After the applicable retention period, data is securely deleted or anonymized so that it can no longer be associated with an identifiable individual.
8. Rights Under GDPR & Other Laws
Depending on your location, you may have the following rights in relation to your personal data:
- Access: Request a copy of the personal data we hold about you
- Correction: Request that inaccurate or incomplete data be corrected
- Deletion: Request erasure of your personal data in certain circumstances
- Restriction: Request that we restrict processing of your personal data
- Portability: Receive your personal data in a structured, machine-readable format
- Withdraw Consent: Withdraw any consent you have given at any time, without affecting the lawfulness of prior processing
To exercise any of these rights, please contact us at legal@fraud-intercept.com. We will respond to your request within the timeframes required by applicable law.
California residents may have additional rights under the CCPA/CPRA, and Canadian residents may have rights under PIPEDA. If these laws apply to you, we will honor your requests in accordance with those frameworks.
8.1. Supervisory Authority and Data Protection Officer
Our lead supervisory authority under GDPR is the Bulgarian Commission for Personal Data Protection (Комисия за защита на личните данни, KZLD). You have the right to lodge a complaint with KZLD or with your local supervisory authority if you believe your personal data is being processed unlawfully.
We will reassess our obligation to appoint a Data Protection Officer under GDPR Article 37 within 90 days of our official launch. For any privacy-related questions in the meantime, please contact legal@fraud-intercept.com.
9. International Data Transfers
Certain sub-processors are established in, or are subsidiaries of entities established in, the United States. Where personal data is transferred outside the European Economic Area, we rely on one or more of the following safeguards:
- An adequacy decision of the European Commission, including the EU-US Data Privacy Framework where the receiving entity is certified
- Standard Contractual Clauses adopted by the European Commission (Commission Implementing Decision (EU) 2021/914), supplemented by a transfer impact assessment and appropriate technical and organizational measures
- Your explicit consent, where no other mechanism applies
You may obtain a copy of the applicable safeguards by contacting legal@fraud-intercept.com.

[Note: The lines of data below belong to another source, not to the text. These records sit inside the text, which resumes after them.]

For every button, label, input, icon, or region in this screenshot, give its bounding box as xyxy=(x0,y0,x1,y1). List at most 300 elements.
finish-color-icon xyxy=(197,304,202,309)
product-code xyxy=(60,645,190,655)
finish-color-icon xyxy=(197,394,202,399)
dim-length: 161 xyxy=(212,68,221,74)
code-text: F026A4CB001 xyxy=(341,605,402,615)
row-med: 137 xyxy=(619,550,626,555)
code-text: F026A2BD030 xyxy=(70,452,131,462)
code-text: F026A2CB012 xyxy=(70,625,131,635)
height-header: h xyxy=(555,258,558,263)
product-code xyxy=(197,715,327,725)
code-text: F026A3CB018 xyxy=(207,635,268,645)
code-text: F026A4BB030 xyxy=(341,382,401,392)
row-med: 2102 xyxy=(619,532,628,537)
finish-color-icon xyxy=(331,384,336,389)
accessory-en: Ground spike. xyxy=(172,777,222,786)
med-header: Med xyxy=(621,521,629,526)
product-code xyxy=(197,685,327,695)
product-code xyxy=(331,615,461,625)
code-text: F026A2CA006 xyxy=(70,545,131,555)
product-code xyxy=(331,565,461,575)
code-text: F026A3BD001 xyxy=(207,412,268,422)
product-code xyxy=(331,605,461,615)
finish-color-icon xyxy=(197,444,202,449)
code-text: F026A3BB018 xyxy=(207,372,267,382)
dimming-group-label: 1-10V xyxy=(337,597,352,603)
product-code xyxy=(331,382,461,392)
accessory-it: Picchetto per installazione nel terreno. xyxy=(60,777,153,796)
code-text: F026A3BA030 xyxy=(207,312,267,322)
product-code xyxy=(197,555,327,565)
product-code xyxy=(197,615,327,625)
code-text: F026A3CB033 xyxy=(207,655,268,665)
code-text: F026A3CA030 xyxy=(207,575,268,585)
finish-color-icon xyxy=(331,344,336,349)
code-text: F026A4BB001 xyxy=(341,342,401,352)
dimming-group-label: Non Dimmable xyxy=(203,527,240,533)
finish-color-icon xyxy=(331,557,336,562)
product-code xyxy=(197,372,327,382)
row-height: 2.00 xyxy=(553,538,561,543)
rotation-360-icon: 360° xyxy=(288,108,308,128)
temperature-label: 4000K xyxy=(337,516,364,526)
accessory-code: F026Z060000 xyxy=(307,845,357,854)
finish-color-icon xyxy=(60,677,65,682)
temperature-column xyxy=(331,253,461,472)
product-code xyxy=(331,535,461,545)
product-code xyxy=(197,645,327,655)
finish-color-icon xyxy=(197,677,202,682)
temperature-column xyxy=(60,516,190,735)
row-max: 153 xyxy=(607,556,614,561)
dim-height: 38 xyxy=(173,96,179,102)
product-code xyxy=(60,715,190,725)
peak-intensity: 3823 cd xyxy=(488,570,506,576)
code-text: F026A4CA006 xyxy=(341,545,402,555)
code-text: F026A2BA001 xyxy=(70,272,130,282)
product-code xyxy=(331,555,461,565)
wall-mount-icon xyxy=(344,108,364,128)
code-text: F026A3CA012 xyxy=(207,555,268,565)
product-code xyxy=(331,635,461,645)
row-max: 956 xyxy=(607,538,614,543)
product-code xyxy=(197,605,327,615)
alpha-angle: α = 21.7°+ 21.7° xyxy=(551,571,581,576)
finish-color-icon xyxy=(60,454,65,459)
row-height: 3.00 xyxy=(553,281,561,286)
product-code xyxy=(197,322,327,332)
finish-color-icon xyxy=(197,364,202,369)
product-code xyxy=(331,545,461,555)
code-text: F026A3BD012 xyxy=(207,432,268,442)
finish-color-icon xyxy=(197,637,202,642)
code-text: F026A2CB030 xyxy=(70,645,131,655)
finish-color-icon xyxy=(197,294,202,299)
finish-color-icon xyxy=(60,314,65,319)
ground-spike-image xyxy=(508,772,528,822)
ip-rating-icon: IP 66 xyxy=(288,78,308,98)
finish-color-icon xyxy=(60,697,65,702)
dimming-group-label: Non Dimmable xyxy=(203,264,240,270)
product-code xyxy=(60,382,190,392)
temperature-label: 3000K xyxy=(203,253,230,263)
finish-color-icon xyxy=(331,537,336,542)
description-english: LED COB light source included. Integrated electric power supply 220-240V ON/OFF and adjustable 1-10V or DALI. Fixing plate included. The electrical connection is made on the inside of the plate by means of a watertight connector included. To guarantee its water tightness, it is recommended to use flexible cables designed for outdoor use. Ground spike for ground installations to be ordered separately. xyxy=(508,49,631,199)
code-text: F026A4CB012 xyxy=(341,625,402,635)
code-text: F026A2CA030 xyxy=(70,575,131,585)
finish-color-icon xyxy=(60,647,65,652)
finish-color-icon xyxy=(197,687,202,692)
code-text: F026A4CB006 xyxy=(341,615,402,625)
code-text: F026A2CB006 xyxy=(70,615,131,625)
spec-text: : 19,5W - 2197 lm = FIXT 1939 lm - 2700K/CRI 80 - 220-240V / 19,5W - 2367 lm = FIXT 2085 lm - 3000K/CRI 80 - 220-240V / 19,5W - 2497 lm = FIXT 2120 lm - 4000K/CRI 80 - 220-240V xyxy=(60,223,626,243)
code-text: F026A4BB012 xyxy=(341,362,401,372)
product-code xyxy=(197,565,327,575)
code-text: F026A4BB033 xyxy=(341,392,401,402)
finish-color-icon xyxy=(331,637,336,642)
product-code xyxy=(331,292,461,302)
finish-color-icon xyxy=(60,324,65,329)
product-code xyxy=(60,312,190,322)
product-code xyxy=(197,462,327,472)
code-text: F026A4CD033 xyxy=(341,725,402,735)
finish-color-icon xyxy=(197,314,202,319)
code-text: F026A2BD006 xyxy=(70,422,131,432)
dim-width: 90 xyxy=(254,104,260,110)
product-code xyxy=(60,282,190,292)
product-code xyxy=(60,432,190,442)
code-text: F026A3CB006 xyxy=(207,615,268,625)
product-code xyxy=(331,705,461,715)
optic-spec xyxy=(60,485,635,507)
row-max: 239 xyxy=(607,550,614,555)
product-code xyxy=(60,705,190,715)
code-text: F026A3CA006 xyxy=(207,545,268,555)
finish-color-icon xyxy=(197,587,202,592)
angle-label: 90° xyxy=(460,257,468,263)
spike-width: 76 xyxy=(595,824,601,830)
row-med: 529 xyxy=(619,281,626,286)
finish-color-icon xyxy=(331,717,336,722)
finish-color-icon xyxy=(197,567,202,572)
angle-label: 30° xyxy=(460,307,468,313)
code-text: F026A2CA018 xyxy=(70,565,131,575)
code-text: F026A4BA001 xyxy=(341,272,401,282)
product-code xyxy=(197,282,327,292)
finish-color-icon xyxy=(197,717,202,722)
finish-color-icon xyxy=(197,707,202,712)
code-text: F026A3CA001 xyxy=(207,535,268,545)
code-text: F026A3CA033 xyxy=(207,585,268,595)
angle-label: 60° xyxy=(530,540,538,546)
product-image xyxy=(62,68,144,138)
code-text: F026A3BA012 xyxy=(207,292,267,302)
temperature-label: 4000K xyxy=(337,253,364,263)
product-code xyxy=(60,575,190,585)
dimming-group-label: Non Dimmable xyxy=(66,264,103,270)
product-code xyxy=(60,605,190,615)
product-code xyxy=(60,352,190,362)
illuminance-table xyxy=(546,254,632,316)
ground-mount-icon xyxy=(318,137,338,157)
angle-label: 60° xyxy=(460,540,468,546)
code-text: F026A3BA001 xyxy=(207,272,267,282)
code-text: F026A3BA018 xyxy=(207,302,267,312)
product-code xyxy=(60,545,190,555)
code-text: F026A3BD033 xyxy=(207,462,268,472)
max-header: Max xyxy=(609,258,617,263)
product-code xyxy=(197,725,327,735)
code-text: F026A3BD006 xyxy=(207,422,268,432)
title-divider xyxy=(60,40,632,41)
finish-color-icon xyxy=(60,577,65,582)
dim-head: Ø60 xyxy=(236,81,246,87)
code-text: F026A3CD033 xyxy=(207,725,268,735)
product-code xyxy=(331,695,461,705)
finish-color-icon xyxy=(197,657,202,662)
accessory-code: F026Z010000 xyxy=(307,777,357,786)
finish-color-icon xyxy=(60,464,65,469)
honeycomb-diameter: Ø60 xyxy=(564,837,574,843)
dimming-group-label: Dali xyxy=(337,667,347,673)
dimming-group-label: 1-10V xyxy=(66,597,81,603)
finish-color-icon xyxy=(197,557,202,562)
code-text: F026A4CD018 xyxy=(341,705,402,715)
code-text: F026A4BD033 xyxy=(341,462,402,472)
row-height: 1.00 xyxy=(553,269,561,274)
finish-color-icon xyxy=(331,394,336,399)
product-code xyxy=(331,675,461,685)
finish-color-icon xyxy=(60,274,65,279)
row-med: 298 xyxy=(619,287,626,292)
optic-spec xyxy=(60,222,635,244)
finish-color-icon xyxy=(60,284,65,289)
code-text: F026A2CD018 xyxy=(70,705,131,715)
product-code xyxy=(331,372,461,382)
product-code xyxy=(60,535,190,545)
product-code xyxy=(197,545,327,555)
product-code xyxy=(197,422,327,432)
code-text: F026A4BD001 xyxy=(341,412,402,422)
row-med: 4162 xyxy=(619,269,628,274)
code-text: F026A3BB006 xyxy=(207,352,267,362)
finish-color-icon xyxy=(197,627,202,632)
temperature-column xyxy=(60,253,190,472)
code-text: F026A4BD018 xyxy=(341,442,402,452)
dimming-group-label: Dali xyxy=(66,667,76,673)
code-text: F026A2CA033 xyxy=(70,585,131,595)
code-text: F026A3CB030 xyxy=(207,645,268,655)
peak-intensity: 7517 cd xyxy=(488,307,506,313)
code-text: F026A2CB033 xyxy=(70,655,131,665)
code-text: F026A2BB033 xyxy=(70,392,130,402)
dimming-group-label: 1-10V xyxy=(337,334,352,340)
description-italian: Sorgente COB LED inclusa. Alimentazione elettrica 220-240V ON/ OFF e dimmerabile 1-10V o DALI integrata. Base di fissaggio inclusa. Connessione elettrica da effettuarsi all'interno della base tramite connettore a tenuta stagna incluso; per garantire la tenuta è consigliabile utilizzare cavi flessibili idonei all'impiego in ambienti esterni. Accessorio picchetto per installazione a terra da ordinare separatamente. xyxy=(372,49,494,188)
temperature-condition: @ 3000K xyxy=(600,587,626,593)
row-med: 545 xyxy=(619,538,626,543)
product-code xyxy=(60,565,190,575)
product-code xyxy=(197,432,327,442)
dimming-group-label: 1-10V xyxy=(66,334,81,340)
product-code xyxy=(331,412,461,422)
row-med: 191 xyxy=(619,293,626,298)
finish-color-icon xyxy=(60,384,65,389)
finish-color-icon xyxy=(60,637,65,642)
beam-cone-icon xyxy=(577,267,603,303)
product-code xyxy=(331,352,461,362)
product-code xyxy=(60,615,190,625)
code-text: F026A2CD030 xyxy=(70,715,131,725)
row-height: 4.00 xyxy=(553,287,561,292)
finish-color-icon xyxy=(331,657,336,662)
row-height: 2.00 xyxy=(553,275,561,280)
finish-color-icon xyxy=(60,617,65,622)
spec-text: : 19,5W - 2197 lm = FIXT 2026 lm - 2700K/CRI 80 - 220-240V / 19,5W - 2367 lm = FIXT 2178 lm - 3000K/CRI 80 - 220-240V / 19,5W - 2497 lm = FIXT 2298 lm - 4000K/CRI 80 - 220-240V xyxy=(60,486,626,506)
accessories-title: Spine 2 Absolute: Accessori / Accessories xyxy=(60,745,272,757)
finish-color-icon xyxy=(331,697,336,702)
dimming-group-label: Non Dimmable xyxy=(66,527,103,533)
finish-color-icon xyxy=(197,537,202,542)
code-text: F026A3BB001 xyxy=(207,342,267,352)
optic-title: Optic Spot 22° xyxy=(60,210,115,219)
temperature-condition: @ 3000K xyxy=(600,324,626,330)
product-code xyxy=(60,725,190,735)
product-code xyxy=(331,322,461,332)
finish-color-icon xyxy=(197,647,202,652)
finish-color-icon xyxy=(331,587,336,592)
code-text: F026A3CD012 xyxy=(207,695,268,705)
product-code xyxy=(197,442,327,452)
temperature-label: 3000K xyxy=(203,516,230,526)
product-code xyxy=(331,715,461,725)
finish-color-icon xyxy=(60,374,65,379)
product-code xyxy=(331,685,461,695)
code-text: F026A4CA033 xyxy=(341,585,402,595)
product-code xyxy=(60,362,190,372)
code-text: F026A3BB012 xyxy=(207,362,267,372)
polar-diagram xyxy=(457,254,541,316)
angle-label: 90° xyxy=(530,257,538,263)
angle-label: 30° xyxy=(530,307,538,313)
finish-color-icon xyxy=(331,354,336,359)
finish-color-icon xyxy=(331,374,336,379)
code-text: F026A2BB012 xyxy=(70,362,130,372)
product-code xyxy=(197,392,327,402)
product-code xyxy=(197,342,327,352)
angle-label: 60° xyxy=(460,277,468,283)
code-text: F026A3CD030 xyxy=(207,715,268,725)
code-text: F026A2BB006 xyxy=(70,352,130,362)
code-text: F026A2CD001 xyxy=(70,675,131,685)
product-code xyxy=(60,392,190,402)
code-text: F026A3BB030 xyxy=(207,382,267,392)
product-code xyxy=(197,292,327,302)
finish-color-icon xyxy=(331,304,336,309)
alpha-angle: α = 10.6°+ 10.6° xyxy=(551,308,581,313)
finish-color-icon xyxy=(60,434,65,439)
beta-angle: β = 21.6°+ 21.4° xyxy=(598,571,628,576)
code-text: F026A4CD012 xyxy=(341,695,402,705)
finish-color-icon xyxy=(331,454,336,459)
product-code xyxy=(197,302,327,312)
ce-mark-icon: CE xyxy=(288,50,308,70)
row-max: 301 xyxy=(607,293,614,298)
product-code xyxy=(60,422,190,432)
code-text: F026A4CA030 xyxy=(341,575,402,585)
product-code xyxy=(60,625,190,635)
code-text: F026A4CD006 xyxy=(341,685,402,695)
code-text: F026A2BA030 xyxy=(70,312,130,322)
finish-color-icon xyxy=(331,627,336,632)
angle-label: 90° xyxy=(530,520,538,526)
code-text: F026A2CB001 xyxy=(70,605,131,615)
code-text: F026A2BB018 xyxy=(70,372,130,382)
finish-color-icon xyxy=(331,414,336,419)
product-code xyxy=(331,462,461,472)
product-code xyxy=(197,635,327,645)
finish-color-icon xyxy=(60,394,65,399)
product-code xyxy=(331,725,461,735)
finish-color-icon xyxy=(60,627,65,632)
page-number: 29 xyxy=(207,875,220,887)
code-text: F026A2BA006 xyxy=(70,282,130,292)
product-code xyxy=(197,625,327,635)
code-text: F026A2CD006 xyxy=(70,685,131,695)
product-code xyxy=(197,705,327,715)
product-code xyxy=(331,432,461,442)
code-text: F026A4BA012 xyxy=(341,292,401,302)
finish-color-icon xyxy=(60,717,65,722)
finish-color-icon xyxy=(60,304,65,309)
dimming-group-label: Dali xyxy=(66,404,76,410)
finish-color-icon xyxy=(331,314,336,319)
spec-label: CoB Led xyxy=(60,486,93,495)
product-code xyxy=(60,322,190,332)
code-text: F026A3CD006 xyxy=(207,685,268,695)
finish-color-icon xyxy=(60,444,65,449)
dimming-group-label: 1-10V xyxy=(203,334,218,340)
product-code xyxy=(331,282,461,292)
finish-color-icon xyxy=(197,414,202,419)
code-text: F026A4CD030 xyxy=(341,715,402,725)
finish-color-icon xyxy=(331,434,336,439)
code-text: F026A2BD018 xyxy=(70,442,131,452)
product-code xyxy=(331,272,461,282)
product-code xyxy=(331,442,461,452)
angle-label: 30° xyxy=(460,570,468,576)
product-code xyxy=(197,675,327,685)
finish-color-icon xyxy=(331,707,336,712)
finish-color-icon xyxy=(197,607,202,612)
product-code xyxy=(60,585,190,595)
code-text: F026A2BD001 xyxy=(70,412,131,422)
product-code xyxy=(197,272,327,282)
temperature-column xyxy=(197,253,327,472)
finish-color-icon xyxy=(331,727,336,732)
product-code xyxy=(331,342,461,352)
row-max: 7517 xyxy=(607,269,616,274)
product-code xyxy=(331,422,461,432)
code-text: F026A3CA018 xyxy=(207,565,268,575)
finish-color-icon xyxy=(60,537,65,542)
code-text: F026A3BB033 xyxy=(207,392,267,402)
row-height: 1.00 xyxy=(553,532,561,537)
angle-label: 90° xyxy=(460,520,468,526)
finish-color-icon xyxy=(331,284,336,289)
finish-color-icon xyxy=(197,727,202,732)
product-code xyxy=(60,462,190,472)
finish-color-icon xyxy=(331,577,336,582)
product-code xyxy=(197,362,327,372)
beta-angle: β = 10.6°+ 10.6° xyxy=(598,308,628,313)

10. Data Breach Notification
In the event of a personal data breach that is likely to result in a risk to the rights and freedoms of individuals, we will:
- Notify affected individuals promptly and without undue delay
- Provide clear information about the nature of the breach, the data involved, and steps taken to address it
- Comply with the 72-hour notification requirement to the relevant supervisory authority under GDPR, where applicable
11. Children's Privacy
The Service is not intended for use by individuals under the age of 13, and we do not knowingly collect personal data from children. If we become aware that personal data has been collected from a child under 13 without appropriate consent, we will take steps to delete that data promptly.
If you believe we may have inadvertently collected data from a child, please contact us at legal@fraud-intercept.com.
12. Policy Updates
We may update this Privacy Policy from time to time to reflect changes in our practices, technology, legal requirements, or other factors. The “Last Updated” date at the top of this page reflects when the most recent changes were made.
For material changes that significantly affect how we process your personal data, we will communicate the update via email or through a prominent notice within the Service prior to the changes taking effect. We encourage you to review this Policy periodically to stay informed about how we protect your data.